After years of political pride and satisfaction over Norway’s close relations with its large neighbour to the east, concerns are now rising in the Norwegian foreign ministry. “Russia has changed” during the latest term of President Vladimir Putin, according to Norwegian Foreign Minister Espen Barth Eide.
“We must acknowledge that the role of civilian society in Russia, the part of society that’s not directly under state jurisdiction, is being restricted,” Eide told newspaper Aftenposten on Friday. “This is unfortunate, both for the residents of Russia but also for the state itself. Every state is best off when it has a free, civilian society. And then (state officials) must remember that democracy is a lot more than just arranging elections.”

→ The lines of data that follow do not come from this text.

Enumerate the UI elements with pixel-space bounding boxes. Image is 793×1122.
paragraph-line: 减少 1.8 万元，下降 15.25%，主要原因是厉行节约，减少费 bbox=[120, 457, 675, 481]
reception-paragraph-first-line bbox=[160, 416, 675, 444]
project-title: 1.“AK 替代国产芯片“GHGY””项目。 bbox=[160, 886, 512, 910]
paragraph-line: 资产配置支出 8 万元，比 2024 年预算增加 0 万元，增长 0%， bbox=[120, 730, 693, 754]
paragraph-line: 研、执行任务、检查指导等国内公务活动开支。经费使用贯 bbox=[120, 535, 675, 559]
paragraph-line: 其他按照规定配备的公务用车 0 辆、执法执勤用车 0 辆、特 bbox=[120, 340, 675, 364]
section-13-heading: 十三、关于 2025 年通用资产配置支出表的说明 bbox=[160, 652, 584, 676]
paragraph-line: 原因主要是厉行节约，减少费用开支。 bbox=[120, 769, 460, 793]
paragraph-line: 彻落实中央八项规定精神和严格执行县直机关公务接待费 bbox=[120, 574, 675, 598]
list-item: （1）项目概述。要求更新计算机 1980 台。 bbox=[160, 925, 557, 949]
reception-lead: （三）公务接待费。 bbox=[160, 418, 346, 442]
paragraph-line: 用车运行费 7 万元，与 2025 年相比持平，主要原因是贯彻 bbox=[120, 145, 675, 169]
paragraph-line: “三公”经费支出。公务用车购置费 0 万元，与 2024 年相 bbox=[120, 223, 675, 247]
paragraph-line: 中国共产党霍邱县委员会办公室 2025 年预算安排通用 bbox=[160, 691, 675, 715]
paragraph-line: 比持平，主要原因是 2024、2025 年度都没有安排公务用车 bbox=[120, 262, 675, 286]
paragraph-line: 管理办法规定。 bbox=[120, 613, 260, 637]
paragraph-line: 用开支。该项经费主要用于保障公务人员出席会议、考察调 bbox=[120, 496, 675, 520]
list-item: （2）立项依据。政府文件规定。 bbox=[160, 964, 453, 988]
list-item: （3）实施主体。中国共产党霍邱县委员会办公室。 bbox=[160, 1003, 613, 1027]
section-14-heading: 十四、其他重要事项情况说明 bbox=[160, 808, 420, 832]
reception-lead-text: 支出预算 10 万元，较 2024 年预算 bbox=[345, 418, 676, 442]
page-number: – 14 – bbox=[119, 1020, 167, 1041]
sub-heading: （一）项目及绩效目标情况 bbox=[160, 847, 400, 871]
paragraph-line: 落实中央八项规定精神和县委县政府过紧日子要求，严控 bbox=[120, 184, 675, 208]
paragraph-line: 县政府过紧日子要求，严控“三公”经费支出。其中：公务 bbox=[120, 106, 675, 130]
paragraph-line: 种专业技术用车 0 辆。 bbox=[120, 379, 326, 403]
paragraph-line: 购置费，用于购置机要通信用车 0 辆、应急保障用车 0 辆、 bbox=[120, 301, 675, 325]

Eide’s unusually frank criticism of Russian authorities in Norway’s largest newspaper illustrates the level of Norwegian concern over Russian authoritarian interference in the lives of its citizens and civilian organizations. Norwegian human rights organizations and those that have had close cooperation with Russian counterparts in recent years have noticed an emerging pattern of oppression, from the detention of members of the Pussy Riot band to crackdowns on the opposition and, most recently, the Russian Association of Indigenous Peoples of the North (RAIPON).
The latter has been an important participant in the various councils that address cooperation in the Barents region. They’re alarmed that Russian authorities suspended RAIPON’s right this autumn to meet or publicly express its views in a move that RAIPON officials (and many others involved in northern issues) believe is politically motivated. Norwegian Broadcasting (NRK) has reported how RAIPON has, for example, fought for indigenous peoples’ rights to land and water for many years. Commercial firms in Russia, however, have, without any notification to RAIPON, been allowed to buy up fishing rights in areas where natives have fished for centuries. RAIPON’s ability to protest is now severely curtailed.
The restrictions imposed on RAIPON, which prevented the organization from attending a recent meeting of the Arctic Council, particularly worry Eide, who claims that non-governmental organizations like RAIPON must be allowed to participate. The curtailment of RAIPON’s activities “affects the important ‘people-to-people’ aspect of cooperation in the Barents,” Eide told Aftenposten. “If you weaken or take away that aspect, it changes the prospects for cooperation.”
Norway’s foreign ministry already has expressed its concerns to both the Russian Embassy in Oslo, to officials in Moscow and to the governor in Murmansk who recently visited Norway. Eide revealed over social media earlier this month that he personally had taken up the issue with Russia’s ambassador in Oslo.
“Now the Russians are saying that RAIPON will be able to resume its operations as soon as its status is adjusted,” Eide told Aftenposten. “Let’s hope so. It’s also good news that the charges against Ivan Mosejev (who was accused of being a Norwegian spy) have been withdrawn.” He hopes an upcoming 20th anniversary of cooperation in the Barents can be celebrated as planned early next year.
“Let me stress that it’s important for both Norway and for Russia to have good cooperation,” Eide said, adding that Russia has on many occasions shown its “modern side” in issues involving the Barents, not least when it rather suddenly agreed two years ago on territorial borders in the Barents. Norway and Russia have many common interests in the Arctic, Eide noted, as do all national and regional players in the area such as Finland, Sweden, Iceland and Denmark.